The Column – Human Styles
In 1960, Vittorio De Sica brought Alberto Moravia’s novel to the screen and did so through the extraordinary interpretation of Sophia Loren in the role of Cesira: the film La Ciociara tells the story of the escape from Rome in wartime, the hope of liberation, and then the violent wound of the assault on the two protagonists by troops – the “goumiers” – during the Allied advance in Lazio.
Between May and June 1944, in Ciociaria and other areas of central Italy, it is estimated that between 2,000 and 12,000 women, aged between eleven and eighty-six, were raped by colonial soldiers. Some sources also speak of over 800 men killed in the attempt to defend their wives and daughters.
An unprecedented mass violence, which has generated countless abortions and shattered the lives of women who were waiting for freedom.
A violence not so far from that of today, suffered in the mirage of a promised freedom but never really tasted.
In 1962 the film achieved historic recognition: Sophia Loren won the Oscar for best leading actress. Ciociara is not just a testimony to those facts: it is a still relevant warning on what sexual violence in war, loss of dignity, generational trauma means. In a sequence that has become famous, mother and daughter seek refuge and instead find devastation that no promised liberation can erase.
Today that theme resonates in a totally different context: no longer war with rifles, but with screens; no longer the body physically violated in a moment, but a body digitally exposed, manipulated, shared without consent. Women become open source images for algorithms that generate pornography, deepfakes, bodies that have not chosen to be used, files that cannot be deleted. Wounds that cannot be erased, caused to give pleasure to those who cannot find it without the abuse of others.

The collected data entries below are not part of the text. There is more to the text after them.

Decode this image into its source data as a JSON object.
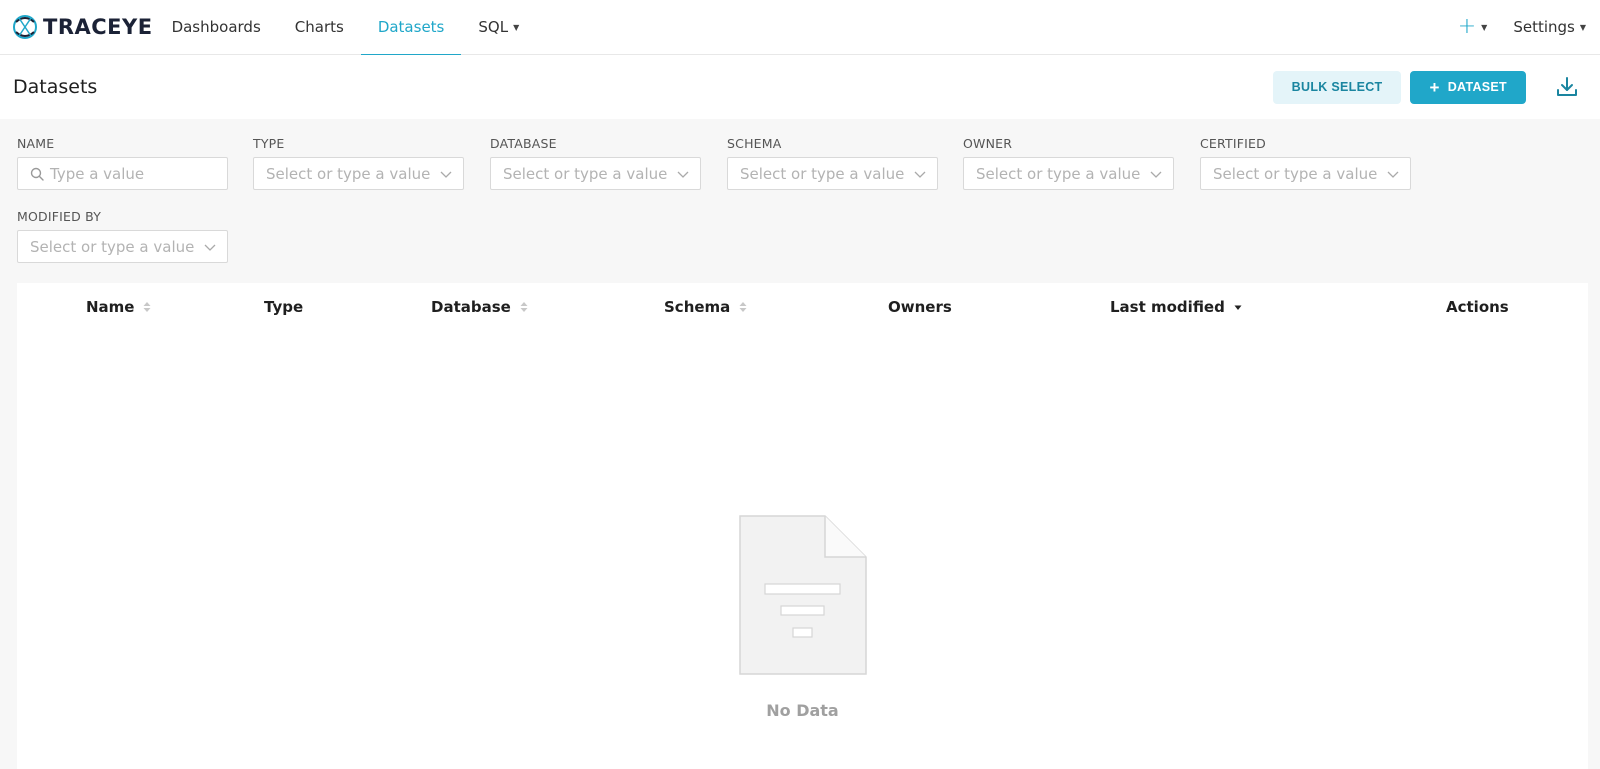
{
  "brand": {
    "name": "TRACEYE",
    "accent": "#20a7c9"
  },
  "nav": {
    "items": [
      {
        "label": "Dashboards",
        "active": false
      },
      {
        "label": "Charts",
        "active": false
      },
      {
        "label": "Datasets",
        "active": true
      },
      {
        "label": "SQL",
        "active": false,
        "has_caret": true
      }
    ],
    "plus_label": "+",
    "settings_label": "Settings"
  },
  "header": {
    "title": "Datasets",
    "bulk_select_label": "BULK SELECT",
    "add_dataset_label": "DATASET",
    "add_dataset_plus": "+"
  },
  "filters": {
    "name": {
      "label": "NAME",
      "placeholder": "Type a value"
    },
    "type": {
      "label": "TYPE",
      "placeholder": "Select or type a value"
    },
    "database": {
      "label": "DATABASE",
      "placeholder": "Select or type a value"
    },
    "schema": {
      "label": "SCHEMA",
      "placeholder": "Select or type a value"
    },
    "owner": {
      "label": "OWNER",
      "placeholder": "Select or type a value"
    },
    "certified": {
      "label": "CERTIFIED",
      "placeholder": "Select or type a value"
    },
    "modified_by": {
      "label": "MODIFIED BY",
      "placeholder": "Select or type a value"
    }
  },
  "table": {
    "columns": [
      {
        "label": "Name",
        "sortable": true
      },
      {
        "label": "Type",
        "sortable": false
      },
      {
        "label": "Database",
        "sortable": true
      },
      {
        "label": "Schema",
        "sortable": true
      },
      {
        "label": "Owners",
        "sortable": false
      },
      {
        "label": "Last modified",
        "sortable": true,
        "sort": "desc"
      },
      {
        "label": "Actions",
        "sortable": false
      }
    ],
    "rows": [],
    "empty_text": "No Data"
  }
}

The victims of these sites are many, and the figures – where available – indicate a mass dimension that resembles collective violence. In Italy, the case of a site with over seven million users with access to images generated without consent has emerged in recent days: not only those who create, but also those who watch become part of the process. Every click is violence.
Thus the leap becomes tragic: from what happens in La Ciociara – women violated, abandoned, silenced – to the contemporary woman who finds herself “exposed”, “stolen” of her own image, without even an executioner to look in the face. Violence has changed form, but not substance: it is control, it is the denial of consent, it is the arbitrary use of the body – today in a media key – as an object.
And as in the film, where Cesira embodies not only her suffering but that of her daughter and an indefinite number of women, guilty only of being women, so today a further collective fabric is added: a society in which digital voyeurism, indistinct access, diffusion online generate wounds that still have no clear names. Trauma no longer takes place on film, but on servers.
The reference to “la Ciociara” therefore becomes double: on the one hand, a historical warning – do not forget the rapes, do not trivialize the war, do not let silence dilute the crime; on the other, a reminder of today — do not ignore the devastation against non-consenting, even conscious, female bodies. It is not enough to remove, hide or delete a web page. We need respect, a culture of consensus, individual responsibility. We need indignation.
Sophia Loren’s Oscar win — that worldwide recognition — reminds us that cinema can give a voice to those who have had none, it can show what history could forget. But now, being “mere” spectators of videos in which the face, known or unknown, of a woman is affixed to a body and made to move, speak, in hardcore images, is not enough to clear one’s conscience.
Every access, every image seen, is a precise choice that violates a person’s identity.
And if yesterday we won an Oscar against violence, today we have definitely lost it.